With respect to elderly individuals, mental health assessments were performed by 69.0% of the services, and assessments of the functional capacity to perform activities of daily living and instrumental activities were performed by 51.1% of the services. Actions for the prevention of falls among elderly people were implemented by 64.0% of the services, encouragement and guidance of body movement and physical activity for elderly people were provided by 72.2% of the services, and guidance on social rights was provided by 41.5% of the services.

Regarding care for leprosy, the diagnosis of new cases was reported by 63.3% of services, follow-up of leprosy cases was reported by 62.3% of the services, control of the number of cases was reported by 52.7% of the services, dispensing of leprosy drugs was reported by 34.0% of the services, supervised treatment in the unit and at home was reported by 34.3% of the services, compliance with mandatory notification was reported by 69.3% of the services, active searches for intrahousehold contacts were performed by 67.2% of the services, searches for treatment absentees were performed by 65.1% of the services, and, educational activities for the family and in community on this subject were offered by 54.5% of the services.

For surveillance actions, 88.0% performed active searches for individuals with diseases requiring mandatory notification with the goal of controlling communicants and/or the environment, 39.4% investigated and controlled comorbidities associated with alcohol dependence, and 37.9% investigated drug abuse.

Regarding the participation of the team in training and continuing education activities in the last year, 48.8%, 40.9%, 63.2%, and 45.2% of services reported such training on mental health, the health of elderly people, disease or condition requiring mandatory reporting, and attention to cases of leprosy.

Regarding the “Structure” domain, an average of 73.6% of the indicators were performed; 77.0% reported having structural access to PwD, 67.6% reported having adapted bathrooms, 89.5% reported having dressing rooms, 81.2% reported having vaccine rooms, 80.6% reported offering vaccinations, and 51.3% reported having rooms for group activities, and 77.8% reported having a dental office and dental equipment. Regarding supplies, 92.7% had a wheelchair, and only 40.7% had equipment for urgent/emergency care. Access to ambulances for transporting patients was reported by 87.5% of the services, access to transport vehicles was reported by only 37.8% of the services, and access to information systems to build the database was reported by 86.7% of the services.

Regarding the professionals working in the service, 85.4% reported having a general practitioner or family health doctor and a nurse; 98.0% reported having a nursing assistant or nursing technician; 65.2% reported having a dental surgeon; 63.7% reported having a dental assistant or dental hygiene technician; and 69.0% reported have an NASF technical support team and/or multidisciplinary team.

For the domain “Attention to People with Disabilities and Caregivers”, an average of 53.7% of the indicators were performed, the lowest average among all domains.

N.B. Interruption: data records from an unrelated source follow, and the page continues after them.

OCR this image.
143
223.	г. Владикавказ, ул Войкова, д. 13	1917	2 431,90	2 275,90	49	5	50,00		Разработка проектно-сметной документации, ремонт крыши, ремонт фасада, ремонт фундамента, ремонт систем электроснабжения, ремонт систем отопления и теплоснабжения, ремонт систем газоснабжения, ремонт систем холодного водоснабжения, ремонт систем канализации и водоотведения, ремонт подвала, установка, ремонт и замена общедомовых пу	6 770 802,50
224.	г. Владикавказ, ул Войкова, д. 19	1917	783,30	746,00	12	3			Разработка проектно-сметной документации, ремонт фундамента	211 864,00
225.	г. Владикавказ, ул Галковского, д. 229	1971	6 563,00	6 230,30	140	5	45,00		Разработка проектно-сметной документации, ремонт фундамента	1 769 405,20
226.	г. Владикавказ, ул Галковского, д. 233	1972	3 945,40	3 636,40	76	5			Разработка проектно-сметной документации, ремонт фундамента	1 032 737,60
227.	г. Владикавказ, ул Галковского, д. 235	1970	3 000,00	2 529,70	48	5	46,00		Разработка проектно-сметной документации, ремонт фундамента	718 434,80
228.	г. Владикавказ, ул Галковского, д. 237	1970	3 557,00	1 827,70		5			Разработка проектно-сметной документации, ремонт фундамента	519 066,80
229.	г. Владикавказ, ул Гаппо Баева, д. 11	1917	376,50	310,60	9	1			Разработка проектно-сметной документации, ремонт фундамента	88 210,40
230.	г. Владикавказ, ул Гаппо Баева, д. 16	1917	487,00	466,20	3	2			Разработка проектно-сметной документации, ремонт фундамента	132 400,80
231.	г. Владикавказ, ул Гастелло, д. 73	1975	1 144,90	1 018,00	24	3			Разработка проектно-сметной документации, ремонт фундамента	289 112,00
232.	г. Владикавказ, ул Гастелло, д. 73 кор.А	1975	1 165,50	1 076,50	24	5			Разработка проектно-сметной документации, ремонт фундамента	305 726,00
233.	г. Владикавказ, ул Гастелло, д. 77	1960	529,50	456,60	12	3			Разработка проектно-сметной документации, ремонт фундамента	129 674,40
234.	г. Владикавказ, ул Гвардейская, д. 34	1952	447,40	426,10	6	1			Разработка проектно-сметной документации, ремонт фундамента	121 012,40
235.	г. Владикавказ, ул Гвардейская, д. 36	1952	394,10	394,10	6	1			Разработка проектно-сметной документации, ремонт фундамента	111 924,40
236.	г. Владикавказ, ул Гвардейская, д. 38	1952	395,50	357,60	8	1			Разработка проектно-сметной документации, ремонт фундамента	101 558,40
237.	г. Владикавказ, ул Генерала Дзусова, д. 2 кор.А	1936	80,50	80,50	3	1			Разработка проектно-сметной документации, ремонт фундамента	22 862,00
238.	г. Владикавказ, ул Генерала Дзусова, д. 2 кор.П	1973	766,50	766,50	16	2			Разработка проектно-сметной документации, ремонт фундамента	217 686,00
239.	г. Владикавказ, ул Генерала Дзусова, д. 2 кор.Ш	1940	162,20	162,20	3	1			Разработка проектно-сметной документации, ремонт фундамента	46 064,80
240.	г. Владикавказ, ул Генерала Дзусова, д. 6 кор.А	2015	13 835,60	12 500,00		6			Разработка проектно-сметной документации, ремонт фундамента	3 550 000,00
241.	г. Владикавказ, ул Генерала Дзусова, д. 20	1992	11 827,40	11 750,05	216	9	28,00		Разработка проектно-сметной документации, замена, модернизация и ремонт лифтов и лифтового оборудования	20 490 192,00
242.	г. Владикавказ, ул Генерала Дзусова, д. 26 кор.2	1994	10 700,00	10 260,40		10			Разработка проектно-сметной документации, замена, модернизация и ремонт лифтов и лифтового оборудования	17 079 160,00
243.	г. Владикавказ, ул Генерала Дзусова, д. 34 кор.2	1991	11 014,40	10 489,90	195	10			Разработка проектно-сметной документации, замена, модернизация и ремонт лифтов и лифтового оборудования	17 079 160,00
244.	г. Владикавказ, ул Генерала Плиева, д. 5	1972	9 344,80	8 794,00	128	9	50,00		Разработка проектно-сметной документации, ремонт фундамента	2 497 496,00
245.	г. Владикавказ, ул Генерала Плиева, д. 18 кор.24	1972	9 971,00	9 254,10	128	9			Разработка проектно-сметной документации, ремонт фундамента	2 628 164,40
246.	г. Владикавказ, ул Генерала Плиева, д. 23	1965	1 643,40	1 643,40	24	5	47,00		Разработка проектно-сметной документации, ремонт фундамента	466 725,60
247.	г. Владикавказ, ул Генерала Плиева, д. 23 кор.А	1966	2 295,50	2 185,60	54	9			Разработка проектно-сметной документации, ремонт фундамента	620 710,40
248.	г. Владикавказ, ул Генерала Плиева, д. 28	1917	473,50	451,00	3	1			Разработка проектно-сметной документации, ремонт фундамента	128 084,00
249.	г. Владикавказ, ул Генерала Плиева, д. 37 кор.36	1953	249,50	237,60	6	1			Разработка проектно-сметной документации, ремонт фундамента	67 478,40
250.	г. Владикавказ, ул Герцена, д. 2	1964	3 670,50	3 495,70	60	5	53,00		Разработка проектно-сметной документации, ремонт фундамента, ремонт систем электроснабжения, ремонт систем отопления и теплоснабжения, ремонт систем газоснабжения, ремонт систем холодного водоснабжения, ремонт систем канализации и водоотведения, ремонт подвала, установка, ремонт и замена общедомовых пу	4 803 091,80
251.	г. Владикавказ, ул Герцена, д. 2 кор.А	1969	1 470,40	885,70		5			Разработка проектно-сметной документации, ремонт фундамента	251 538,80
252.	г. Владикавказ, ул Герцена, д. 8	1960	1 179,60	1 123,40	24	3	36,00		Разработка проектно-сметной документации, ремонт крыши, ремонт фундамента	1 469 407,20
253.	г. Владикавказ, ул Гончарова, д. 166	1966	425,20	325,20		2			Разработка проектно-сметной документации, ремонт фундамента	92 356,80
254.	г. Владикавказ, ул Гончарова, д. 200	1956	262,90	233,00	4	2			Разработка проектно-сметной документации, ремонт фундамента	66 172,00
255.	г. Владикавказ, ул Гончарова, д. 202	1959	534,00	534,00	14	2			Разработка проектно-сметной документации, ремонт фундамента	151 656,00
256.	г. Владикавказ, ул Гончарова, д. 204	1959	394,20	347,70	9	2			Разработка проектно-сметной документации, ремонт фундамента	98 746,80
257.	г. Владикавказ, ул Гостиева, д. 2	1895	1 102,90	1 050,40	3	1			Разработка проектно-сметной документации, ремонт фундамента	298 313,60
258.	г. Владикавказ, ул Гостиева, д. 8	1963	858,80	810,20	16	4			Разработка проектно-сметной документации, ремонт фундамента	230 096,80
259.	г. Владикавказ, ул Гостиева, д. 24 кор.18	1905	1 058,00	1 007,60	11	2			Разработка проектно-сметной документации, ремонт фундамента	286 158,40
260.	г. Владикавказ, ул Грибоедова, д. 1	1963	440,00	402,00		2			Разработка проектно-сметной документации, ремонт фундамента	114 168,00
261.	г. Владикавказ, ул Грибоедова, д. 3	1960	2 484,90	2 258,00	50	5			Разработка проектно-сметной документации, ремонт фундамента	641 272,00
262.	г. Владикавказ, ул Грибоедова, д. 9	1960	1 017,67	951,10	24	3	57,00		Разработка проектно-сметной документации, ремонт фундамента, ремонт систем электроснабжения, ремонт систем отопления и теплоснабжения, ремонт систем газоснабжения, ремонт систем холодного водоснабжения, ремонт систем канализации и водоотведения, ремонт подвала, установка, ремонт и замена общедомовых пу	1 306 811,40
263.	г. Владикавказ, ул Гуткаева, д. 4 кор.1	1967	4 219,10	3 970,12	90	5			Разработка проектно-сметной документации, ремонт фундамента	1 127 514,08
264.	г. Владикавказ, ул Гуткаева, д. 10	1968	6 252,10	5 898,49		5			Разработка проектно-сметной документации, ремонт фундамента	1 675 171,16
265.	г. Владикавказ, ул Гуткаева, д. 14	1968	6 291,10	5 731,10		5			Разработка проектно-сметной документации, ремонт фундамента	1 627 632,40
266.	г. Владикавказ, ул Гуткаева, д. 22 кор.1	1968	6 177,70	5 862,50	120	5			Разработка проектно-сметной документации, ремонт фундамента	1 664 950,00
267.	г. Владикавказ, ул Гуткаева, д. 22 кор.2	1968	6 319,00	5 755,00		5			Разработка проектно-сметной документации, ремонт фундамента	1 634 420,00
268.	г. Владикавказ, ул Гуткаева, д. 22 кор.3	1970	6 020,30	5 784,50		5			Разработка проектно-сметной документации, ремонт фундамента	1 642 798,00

Among the services that provided responses, 79.4% reported performing home actions for bedridden people in the medical records, 84.6% reported providing guidance for home procedures, 77.2% reported performing indwelling urinary catheter exchanges, 80.2% reported referrals to other levels of care after diagnosis, 58% reported providing dental care in the unit when possible, 24.5% provided home dental care and dental care for bedridden patients, 64.8% provided oral hygiene guidelines, 51.2% conducted periodic home visits with a multidisciplinary team, 69.2 conducted periodic home visits with a doctor and/or nurse, 45.9% provided guidance on social rights, 33.4% provided surveillance of and attention to the use of alcohol and other drugs, 35.9% implemented actions pertaining to sexual and reproductive health, 41.4% provided surveillance of and attention to violence, 35.8% offered detection, support and follow-up for situations of violence, 43.0% communicated with the health network and institutions (schools and day care centers, among others), and 59.8% discussed specific cases with the health network (CRAS, Health Council, CREAS, and others).

Regarding caregivers, 39.2% performed evaluations and follow-ups of caregivers’ health, 7.8% offered support groups, 79.0% implemented actions for caregivers of elderly and/or bedridden people with focus on general guidelines for daily care needs, 52.2% implemented actions for caregivers of elderly and/or bedridden people with a focus on prevention and identification of situations of violence, 77.9% provided guidance for caregivers, and 59.6% provided technical support if necessary. Finally, 36.5% of PHC services performed team training on care for PwD.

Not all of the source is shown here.